I ducked down and lay flat on my stomach again, crawling in through the now empty window frame. Inside the truck, gasoline hung heavy in the air, burning my nostrils and my eyes. Next to me, Roberts was dead, his head twisted at an odd angle, eyes staring, unseeing into the abyss.
On the other side of the truck Private Coleridge, Sam, a nineteen-year-old kid from Houston, was lying on his back on the roof, holding his rifle in both hands, his body convulsing wildly. His eyes swivelled to look at me, but his head remained locked in position, his teeth grinding together.
“What…what happened, Capt’n?” he asked. “We were drivin’ along, and then…everything was…spinning.”
“IED,” I told him. “Desert’s full of them. Come on, let’s get you out of here.”
“I can’t…move. I can’t feel…anything.”
He wasn’t paralyzed. If he were, he wouldn’t be shaking the way he was right now. He was just in shock. A sharp slap to the face would probably go a long way to getting him moving, but there simply wasn’t time for that kind of motivation. Grabbing him by the webbing stitched onto the strap of his pack, which was still on his back, I hauled him to me and then backed out through the window as quickly as I could. The fire was raging now. I dragged Sam back to where I’d left Hellaman and was about to run back to the truck when a loud metallic crack split the air apart, and then a ball of fire rocked the truck, a wall of heat and pressure slamming into my body, sending me reeling back into the dirt.
“Oscar!” Sam yelled. “Oscar’s still alive in there!”
“Fuck.” I was up on my feet and running. The heat was intense—so intense that I had to shield my face as I grew closer to the wreck. The fire had consumed the underside of the truck, the tires blazing, the gas roaring as the fuel line was engulfed. And I could hear screaming. The kind of blood curdling, awful screaming of a man being burned alive.
My radio headset crackled with static, and then Colonel Whitlock’s voice barked out through the speaker. “Fletcher, do not go back inside that vehicle. Do you hear me? Do not go back inside that vehicle.”
Disobeying a direct order from a colonel was an offense worthy of court marshal. I ripped my headset from my ears and threw it to the ground, ignoring it. Ignoring the consequences. Another blood curdling scream reached me, and that was it. I was on my stomach, crawling into the mouth of hell.
My side pressed up against the frame of the window, and pain tore at me, sinking its teeth into my skin. Heat. The heat was overwhelming, so fierce and violent that there was no oxygen inside the truck. Only smoke and confusion. Only death.
“Oscar!” I called out, reaching with both hands, trying to find him. “Where are you, man?” The truck was only a six-guy transport, but the billowing, rolling clouds of black smoke hid everything. I went by touch until I heard him cry out again, weaker this time, voice riddled with agony. He was at the very rear of the truck. A few seconds was all I had. Any longer and I would either suffocate or burn up myself. My head was pounding, my lungs begging for clean air, and I could feel myself start to drift.

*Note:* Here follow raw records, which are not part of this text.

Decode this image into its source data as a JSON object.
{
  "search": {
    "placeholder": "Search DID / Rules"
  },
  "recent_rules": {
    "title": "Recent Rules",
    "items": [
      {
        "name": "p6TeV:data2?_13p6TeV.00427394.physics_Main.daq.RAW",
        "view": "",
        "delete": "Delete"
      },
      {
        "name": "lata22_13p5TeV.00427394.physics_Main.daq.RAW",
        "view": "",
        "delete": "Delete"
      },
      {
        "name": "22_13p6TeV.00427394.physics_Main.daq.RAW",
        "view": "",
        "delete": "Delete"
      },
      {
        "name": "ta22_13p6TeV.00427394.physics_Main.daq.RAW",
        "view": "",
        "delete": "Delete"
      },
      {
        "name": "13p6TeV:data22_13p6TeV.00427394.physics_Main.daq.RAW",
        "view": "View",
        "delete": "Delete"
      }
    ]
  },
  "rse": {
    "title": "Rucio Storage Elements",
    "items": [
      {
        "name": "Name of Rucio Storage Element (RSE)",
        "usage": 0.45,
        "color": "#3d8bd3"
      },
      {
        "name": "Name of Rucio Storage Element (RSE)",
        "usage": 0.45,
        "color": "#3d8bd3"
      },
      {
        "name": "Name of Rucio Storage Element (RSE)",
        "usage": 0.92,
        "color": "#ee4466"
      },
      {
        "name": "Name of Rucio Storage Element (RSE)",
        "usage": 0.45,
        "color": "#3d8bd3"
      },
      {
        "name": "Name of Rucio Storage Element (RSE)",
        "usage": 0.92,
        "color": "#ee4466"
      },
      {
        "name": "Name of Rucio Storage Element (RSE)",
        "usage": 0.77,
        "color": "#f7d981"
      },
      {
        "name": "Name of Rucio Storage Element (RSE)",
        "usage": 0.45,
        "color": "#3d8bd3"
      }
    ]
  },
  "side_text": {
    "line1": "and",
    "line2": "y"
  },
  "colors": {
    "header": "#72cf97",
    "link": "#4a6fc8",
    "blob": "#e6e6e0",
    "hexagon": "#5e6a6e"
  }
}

The journey to the back of the truck took an eternity. One hand over the other, I pulled myself around an upturned transport box, and jammed my body in between the narrow gap at the right hand side of the vehicle, reaching out, groping, searching, until I found what I was looking for. A leg. A foot, to be precise. I grabbed hold of it and pulled. An agonised yell filled the truck.
“Ahh, my leg. My leg. It’s fucked!”
“I know. I’m sorry, man. I can’t get you any other way.” I gritted my teeth, and I pulled. In any other situation it would have been a crime that I was handling an injured man this way. The clock was running down, though, and if causing more pain, causing even more damage meant the difference between one of my guys being injured or being dead, then I was going to do what I had to do.
I somehow managed to maneuverer myself so that I was over Oscar—I couldn’t even see his face, the smoke was so thick—and then I started shoving. Six hard pushes and I managed to drive him through the gap in the window frame, out onto the desert floor. His body was ripped away, pulled free by someone else, and then he was gone. I was almost too tired to heave myself free, but I scrounged up my last scrap of energy and I crawled forward, determined to make it out before the entire vehicle was enveloped. Halfway out, my fingers clawing in the dirt, my body lit up with pain. Indescribable. Unbearable. A pain so sharp and breathtaking that I couldn’t even cry out. It felt like something was ripping my body in two. I spun around and looked up to see a burning line of fuel pouring down on me, hitting my side, burning into me. I was on fire.